The two companies have been working together for a couple of years, Heckart said, in providing solutions for joint customers. So they are quite familiar with each other, and the cultures are similar.
“We look at this (deal) in the context of the industry transition that’s happening, specifically as businesses move to digitize, adopt cloud, figure out the Internet of things, deploy big data and make their networks more secure,” Heckart said.
“One thing that often gets overlooked but is absolutely essential is the network transformation that has to happen to make that business transformation possible. If you look at what Google, Facebook and Amazon have done, they are completely re-thinking the way networks get built, and they re-think it all the way from the data center to the wireless edge.”
Brocade has spent the last several years trying to understand what the network of the future needs to look like to help these businesses make the transition to become a digital business, Heckart said.

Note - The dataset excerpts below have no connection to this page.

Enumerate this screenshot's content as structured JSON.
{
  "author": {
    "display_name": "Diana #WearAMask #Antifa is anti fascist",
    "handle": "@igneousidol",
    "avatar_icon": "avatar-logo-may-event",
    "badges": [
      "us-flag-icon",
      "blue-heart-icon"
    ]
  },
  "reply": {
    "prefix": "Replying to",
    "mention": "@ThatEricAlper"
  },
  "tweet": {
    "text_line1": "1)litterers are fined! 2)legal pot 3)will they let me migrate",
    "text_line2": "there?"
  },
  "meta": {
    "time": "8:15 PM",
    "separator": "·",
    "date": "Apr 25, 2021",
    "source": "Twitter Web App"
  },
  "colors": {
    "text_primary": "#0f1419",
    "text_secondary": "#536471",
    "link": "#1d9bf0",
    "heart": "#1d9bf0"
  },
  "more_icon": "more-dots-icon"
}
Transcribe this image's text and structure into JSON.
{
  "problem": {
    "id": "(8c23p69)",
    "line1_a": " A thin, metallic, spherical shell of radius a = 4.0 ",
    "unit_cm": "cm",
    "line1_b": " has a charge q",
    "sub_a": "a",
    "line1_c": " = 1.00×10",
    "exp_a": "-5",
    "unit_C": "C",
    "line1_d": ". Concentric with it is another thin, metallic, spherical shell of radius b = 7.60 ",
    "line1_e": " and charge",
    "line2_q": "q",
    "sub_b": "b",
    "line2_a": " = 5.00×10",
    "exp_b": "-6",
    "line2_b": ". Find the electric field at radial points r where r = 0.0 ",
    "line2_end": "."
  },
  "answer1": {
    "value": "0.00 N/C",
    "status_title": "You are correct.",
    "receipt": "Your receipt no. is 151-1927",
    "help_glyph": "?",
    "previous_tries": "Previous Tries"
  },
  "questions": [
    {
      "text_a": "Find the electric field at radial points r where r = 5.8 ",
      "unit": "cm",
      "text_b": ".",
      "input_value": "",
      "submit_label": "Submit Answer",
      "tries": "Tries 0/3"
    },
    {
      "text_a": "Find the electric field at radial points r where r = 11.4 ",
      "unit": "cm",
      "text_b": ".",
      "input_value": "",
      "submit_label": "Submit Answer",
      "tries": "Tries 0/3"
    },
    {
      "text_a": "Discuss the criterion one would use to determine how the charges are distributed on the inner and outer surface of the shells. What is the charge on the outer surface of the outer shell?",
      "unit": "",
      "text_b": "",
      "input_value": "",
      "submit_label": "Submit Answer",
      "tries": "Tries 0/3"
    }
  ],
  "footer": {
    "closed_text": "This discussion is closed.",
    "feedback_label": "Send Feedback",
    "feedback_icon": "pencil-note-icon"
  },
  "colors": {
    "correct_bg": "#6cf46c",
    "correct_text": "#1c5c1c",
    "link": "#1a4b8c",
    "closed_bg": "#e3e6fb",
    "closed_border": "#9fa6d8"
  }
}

“We have put the pieces in place within our portfolio to help companies do this successfully,” Heckart said. “This (Ruckus) is one very important piece.”
Networks now have to be open, agile, cost-effective and secure, Heckart said.
“We (the industry) have spent 20 years trying to lock customers in, and those big hyper-cloud providers (noted above) aren’t locked into anything,” she said. “They have huge agility as a result, and security has to be built in from the ground up.”
Brocade has built its business in networking hardware and software for data storage in the shadow of Cisco Systems. In the past several years, the company has branched out into other networking sub-sectors, such as marketing routers and switches sold in competition with Cisco, HPE, IBM, Dell and others.
Two of those competitors had the same idea and already have acquired WiFi specialists. In 2012, Cisco bought Meraki Inc. for $1.2 billion; Hewlett-Packard Co. in March 2015 acquired Aruba Networks for $3 billion. As of last Nov. 2, Aruba is now part of HP Enterprise.